Leland Bennett Yeager: 1924-2018.

AuthorKoppl, Roger G.
PositionBiography

Leland Yeager died quietly at home on April 23, 2018. With his passing went a great mind, a great teacher, and a beloved friend.

Yeager, who was born in Oak Park, Illinois, in 1924, received his Ph.D. in economics from Columbia. He taught for five years at the University of Maryland before moving to the University of Virginia, where he taught for nearly thirty years and was eventually named Paul Goodloe McIntire Professor. After retiring from Virginia, Yeager was named Ludwig von Mises Distinguished Professor of Economics at Auburn University, where he stayed until his retirement in 1995. Along the way, he was a visiting professor at Southern Methodist University, University of California at Los Angeles, New York University, and George Mason University. Yeager was president of the Southern Economic Association (1974-75) and the Atlantic Economic Society (1994-95); an adjunct scholar with the American Enterprise Institute and the Cato Institute; a fellow with the American Association for the Advancement of Science; a member of the Mont Pelerin Society; and director and president of Interlingua Institute and of Union Mundial pro Interlingua.

When Yeager was in high school, his history teacher, Miss Conner, suggested that he take the Henry George School's correspondence course on George's book Progress and Poverty (1879).

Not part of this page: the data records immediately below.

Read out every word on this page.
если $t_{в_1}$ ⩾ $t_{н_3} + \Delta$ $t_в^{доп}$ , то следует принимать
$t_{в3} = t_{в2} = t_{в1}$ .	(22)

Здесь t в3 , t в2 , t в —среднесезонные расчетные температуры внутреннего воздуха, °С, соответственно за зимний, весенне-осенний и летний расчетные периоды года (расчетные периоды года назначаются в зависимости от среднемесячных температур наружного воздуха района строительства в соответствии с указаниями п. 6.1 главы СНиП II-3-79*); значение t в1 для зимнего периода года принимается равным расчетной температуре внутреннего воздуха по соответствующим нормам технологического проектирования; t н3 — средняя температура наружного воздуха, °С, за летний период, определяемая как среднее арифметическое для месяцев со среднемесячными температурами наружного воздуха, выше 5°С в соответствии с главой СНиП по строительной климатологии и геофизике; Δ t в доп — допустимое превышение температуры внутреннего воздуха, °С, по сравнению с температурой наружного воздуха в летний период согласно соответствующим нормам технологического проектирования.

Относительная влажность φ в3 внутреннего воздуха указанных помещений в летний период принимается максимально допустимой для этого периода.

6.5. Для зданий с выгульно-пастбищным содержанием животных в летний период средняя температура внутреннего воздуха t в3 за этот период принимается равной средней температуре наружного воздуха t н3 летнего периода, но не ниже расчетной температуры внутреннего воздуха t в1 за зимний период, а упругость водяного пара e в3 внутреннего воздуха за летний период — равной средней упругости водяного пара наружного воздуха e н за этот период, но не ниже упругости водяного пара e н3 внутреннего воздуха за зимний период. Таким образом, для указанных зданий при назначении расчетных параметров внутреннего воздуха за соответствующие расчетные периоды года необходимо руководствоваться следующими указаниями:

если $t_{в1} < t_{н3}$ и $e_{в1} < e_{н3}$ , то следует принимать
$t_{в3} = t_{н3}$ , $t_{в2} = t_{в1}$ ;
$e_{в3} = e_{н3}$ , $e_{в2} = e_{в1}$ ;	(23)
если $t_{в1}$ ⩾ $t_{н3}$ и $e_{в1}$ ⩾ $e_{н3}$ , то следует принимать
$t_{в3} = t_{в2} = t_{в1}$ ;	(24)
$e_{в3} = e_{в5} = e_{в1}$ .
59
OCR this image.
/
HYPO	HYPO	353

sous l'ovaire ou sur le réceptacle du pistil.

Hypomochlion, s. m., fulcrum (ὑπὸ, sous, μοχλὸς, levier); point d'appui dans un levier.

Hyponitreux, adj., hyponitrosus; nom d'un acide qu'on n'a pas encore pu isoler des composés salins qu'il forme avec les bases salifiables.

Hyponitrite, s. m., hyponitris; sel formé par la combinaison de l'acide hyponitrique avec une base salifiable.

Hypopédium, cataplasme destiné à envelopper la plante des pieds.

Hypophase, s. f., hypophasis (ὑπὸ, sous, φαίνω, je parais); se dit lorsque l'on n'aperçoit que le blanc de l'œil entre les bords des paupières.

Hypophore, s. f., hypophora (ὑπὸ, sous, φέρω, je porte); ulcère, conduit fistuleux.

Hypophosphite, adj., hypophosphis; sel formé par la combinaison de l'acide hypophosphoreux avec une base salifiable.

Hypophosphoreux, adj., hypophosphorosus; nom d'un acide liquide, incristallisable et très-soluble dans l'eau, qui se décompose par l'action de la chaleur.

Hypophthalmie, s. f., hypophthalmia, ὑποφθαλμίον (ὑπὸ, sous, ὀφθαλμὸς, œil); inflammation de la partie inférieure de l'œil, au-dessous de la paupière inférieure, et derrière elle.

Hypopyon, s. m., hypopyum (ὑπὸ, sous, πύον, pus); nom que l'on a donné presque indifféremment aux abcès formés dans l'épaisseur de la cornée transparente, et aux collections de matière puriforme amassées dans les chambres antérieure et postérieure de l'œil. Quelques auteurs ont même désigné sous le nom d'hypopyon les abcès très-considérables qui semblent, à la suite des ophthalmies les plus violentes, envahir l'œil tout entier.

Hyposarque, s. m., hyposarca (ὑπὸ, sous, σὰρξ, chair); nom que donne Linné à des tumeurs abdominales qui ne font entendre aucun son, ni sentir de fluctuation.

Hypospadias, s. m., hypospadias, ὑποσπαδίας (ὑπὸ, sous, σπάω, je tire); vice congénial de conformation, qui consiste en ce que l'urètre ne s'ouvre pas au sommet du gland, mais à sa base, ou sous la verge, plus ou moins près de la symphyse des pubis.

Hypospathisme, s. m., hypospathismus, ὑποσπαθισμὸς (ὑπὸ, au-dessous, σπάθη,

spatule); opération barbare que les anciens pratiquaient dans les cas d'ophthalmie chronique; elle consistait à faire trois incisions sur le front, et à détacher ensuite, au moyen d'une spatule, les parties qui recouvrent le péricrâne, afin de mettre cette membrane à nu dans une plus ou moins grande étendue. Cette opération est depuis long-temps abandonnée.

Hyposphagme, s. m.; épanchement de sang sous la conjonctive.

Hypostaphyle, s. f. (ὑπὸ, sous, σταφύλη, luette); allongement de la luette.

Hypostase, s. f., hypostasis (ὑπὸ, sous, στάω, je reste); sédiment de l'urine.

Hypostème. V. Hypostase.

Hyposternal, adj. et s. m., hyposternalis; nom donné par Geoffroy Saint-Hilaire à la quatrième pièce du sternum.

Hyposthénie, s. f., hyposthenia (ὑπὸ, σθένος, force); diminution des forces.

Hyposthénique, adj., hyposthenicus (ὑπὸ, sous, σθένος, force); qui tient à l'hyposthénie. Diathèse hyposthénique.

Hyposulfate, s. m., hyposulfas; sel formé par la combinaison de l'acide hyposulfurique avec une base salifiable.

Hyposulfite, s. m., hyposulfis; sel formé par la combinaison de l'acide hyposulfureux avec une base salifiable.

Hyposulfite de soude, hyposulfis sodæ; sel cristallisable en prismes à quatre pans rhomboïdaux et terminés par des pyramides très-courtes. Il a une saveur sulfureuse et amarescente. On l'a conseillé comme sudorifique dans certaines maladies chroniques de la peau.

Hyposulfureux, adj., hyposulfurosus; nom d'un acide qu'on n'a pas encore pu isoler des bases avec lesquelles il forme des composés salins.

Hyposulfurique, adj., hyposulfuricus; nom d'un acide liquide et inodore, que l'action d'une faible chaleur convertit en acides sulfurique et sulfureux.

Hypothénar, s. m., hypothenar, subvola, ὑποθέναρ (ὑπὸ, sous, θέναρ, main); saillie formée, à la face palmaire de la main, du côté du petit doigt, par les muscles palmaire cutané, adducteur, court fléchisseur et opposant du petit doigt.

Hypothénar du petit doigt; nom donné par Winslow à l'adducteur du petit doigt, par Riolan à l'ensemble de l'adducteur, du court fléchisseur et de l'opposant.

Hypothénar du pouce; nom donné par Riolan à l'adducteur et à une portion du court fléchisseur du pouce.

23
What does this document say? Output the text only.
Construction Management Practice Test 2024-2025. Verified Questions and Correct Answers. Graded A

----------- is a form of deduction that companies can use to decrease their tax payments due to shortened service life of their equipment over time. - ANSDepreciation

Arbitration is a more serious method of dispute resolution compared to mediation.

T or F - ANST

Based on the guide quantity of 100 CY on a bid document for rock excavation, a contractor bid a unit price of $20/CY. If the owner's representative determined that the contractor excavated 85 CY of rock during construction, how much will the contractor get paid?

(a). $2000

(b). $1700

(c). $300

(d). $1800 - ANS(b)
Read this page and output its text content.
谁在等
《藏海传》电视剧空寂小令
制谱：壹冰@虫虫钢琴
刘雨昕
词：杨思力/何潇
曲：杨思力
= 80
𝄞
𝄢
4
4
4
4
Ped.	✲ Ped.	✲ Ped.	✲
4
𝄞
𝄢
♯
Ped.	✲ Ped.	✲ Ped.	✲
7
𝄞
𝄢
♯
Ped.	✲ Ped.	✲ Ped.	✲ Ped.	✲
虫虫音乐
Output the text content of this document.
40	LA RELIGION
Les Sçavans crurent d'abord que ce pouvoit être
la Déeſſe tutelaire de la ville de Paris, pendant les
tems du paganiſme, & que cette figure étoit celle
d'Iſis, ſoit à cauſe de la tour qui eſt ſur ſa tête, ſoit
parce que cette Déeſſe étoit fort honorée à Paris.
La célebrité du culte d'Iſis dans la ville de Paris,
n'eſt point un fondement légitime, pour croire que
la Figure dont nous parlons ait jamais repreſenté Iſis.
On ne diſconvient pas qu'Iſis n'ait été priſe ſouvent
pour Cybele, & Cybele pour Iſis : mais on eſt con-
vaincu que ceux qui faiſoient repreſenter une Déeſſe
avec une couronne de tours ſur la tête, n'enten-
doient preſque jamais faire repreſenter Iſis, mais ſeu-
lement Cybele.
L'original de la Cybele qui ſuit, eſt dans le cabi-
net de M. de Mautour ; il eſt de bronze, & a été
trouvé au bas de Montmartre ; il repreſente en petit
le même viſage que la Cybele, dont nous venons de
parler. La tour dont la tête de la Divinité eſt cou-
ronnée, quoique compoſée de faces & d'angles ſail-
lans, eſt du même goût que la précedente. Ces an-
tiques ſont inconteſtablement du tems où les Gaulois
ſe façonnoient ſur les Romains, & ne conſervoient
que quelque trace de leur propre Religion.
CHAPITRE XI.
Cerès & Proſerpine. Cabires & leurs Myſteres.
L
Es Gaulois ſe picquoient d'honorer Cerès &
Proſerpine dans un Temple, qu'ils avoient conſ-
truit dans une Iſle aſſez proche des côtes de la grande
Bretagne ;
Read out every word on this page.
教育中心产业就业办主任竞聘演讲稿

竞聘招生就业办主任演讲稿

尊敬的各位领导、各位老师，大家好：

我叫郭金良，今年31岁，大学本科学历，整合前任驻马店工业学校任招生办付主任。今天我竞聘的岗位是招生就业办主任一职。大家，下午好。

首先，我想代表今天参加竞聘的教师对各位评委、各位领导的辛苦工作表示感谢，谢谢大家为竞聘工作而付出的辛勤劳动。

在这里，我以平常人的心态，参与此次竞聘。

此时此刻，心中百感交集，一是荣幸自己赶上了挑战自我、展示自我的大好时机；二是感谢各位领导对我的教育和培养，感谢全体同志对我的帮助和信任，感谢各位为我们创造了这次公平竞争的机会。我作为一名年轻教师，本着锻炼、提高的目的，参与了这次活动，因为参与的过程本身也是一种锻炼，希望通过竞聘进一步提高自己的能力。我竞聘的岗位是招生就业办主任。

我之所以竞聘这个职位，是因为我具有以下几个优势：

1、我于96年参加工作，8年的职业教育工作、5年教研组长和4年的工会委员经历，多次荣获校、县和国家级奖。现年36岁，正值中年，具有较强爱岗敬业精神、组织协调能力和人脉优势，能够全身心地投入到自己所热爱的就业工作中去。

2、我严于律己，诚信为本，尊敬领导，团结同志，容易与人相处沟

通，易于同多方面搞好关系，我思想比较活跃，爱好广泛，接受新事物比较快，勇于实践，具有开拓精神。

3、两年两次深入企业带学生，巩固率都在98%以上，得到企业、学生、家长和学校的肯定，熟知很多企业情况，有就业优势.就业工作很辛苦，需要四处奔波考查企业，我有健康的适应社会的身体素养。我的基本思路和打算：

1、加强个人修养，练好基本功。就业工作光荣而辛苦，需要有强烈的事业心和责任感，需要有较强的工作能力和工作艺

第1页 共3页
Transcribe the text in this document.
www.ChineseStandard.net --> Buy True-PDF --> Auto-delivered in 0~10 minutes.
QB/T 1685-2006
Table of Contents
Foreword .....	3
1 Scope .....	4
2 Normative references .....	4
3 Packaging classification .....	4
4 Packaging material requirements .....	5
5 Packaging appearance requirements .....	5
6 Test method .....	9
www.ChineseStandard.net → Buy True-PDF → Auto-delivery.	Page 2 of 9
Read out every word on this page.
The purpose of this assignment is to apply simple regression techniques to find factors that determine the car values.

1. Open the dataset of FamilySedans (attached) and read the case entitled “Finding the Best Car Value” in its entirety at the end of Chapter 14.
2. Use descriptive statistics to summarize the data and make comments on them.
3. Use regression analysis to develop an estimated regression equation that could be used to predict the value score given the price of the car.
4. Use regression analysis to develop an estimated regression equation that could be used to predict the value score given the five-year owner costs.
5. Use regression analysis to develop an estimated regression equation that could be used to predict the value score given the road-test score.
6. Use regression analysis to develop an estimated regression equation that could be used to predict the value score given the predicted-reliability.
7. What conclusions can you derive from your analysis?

After finishing that course, he took the course on Protection or Free Trade (1886). By the time he enlisted in the army at the age of eighteen, he was a convinced, even passionate, Georgist. He served in the U.S. Army as a Japanese cryptanalytic translator during World War II. I once asked him about this work and his knowledge of Japanese. He gave an evasive answer, modestly but implausibly suggesting that his war work required little or no knowledge of the Japanese language. After the war, Yeager enrolled in Oberlin College. He majored in economics, convinced that he already knew its essentials. There, and especially in graduate school, he learned that there was much more to economics that fascinated him. "I still greatly admire Henry George," he once told me, "although I am no longer a single-taxer."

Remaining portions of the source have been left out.